By Simon J. Mone
Construction industry plays a major role in the development of any nation.
In Uganda just like any developing country, it is one of the primary growth sectors significantly contributing to the Gross Domestic Product (GDP) with a growth performance of 5.8 % by 2008 according to the current National Development Plan 2012/2011-2014/2015. It is likely that in the next few years, the industry will have made more growth than expected.
This should give us more reasons to position ourselves to be able to manage and harness the opportunities arising out of this growth. In so doing, we shall achieve the desired objective of having well planned and managed public buildings and infrastructure in the country. Commendable contributions that have already been made towards this objective cannot be discounted. Due credit should be given to all the various institutions that have for a long time held responsibility to ensure that we realise a well planned building infrastructure in Uganda.
Ministry of Lands, Housing and Urban Development, Ministry of Works and Transport, National Planning Authority, Kampala Capital City Authority, District Local Governments and all the other urban authorities not pointed out in this write-up have always contributed to ensuring that there is orderly development of public buildings in one way or another.
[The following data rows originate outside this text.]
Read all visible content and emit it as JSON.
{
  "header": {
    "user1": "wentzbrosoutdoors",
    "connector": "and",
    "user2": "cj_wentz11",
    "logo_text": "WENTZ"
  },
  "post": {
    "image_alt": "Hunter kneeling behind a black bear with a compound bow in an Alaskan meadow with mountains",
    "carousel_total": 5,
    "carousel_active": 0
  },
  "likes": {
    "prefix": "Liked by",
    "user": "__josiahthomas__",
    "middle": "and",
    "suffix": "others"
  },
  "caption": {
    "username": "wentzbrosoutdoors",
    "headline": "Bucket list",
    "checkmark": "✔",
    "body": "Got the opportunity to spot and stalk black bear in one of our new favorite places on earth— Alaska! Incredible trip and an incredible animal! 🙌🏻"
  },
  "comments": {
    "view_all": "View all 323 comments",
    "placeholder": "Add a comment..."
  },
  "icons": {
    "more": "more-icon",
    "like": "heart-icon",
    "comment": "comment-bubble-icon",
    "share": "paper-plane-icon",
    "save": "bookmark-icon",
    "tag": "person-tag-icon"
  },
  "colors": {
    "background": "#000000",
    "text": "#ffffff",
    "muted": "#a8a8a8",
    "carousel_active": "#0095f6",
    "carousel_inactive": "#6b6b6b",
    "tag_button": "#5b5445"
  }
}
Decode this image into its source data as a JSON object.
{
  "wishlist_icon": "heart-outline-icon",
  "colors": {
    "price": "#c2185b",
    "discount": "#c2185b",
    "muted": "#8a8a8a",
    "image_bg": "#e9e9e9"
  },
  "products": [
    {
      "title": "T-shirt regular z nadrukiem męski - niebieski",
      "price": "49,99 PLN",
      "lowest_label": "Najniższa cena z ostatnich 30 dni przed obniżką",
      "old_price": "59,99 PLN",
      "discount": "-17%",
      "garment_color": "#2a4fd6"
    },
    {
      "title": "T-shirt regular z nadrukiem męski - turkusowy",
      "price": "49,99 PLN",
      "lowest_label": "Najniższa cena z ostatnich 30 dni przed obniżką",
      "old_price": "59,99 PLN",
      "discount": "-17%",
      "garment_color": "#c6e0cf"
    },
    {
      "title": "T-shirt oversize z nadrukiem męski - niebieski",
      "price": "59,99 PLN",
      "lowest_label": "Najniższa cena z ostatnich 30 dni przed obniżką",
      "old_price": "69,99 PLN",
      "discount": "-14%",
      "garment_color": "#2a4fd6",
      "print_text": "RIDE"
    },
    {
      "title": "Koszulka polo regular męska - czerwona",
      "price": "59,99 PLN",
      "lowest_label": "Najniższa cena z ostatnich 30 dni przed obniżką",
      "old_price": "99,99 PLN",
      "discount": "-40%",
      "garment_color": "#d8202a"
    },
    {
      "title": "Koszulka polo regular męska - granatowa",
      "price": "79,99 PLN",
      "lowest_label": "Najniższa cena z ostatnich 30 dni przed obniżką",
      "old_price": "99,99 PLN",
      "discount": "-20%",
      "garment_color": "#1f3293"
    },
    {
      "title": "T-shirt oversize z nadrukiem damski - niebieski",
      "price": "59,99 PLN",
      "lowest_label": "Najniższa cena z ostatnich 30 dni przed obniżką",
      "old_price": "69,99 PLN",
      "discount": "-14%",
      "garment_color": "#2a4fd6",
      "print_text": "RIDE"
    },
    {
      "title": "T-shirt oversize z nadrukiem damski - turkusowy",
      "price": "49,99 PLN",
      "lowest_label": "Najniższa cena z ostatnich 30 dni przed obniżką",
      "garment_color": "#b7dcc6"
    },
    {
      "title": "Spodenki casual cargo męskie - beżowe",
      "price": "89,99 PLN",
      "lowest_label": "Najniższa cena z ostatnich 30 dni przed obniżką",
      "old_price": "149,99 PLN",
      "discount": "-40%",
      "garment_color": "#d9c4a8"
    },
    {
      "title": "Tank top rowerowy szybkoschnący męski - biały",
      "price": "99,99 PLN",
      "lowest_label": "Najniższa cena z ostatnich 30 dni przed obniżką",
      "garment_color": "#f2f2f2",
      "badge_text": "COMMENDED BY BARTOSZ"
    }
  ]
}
They must be credited for their contribution. However, as it is often said that “the biggest room in the World is the room for improvement”, in a bid to achieve sustainability, and to be able to plan for our continuously expanding construction industry, a Building and Construction Authority (BCA) is an opportunity for us to provide the catalyst for this improvement. The BCA is needed to be responsible for a safe, high quality, cost effective and sustainable building and construction industry for Uganda.
A robust building control system that proactively reviews regulations regularly to ensure that they evolve with the dynamic and changing needs of potential building occupants is very important. Among the tasks that the BCA must be expected to perform includes but are not limited to the following: The first responsibility is to champion a safe built environment where from time to time, it conducts studies that result in making improvements to regulatory requirements for construction safety around the country and inform the country of these requirements.
Typical examples of such improvements would be in approving building and structural plans, carrying out regular site inspections and publicising those sites whose safety needs are found wanting, auditing public and private buildings to check if construction safety requirements have been adhered to, issuance of orders to owners of dangerous buildings to have them demolished to avoid buildings coming down on occupants, issuance of occupation permits and certificates of successful completion to building owners so that the rest of the public is motivated to follow suit, and commissioning buildings that have been constructed to meet safety standards.
Secondly, the BCA has got to deliver a quality built environment through upholding the standards within the industry by auditing, training and licensing all building practitioners present in the country, to enhance builders’ capability and growth towards sustaining quality workmanship.
Thirdly, the BCA should formulate a sustainable construction master plan to educate and advance the construction industry towards a more sustainable construction practice through continuous research and development of cost effective methods of achieving better quality buildings in the country.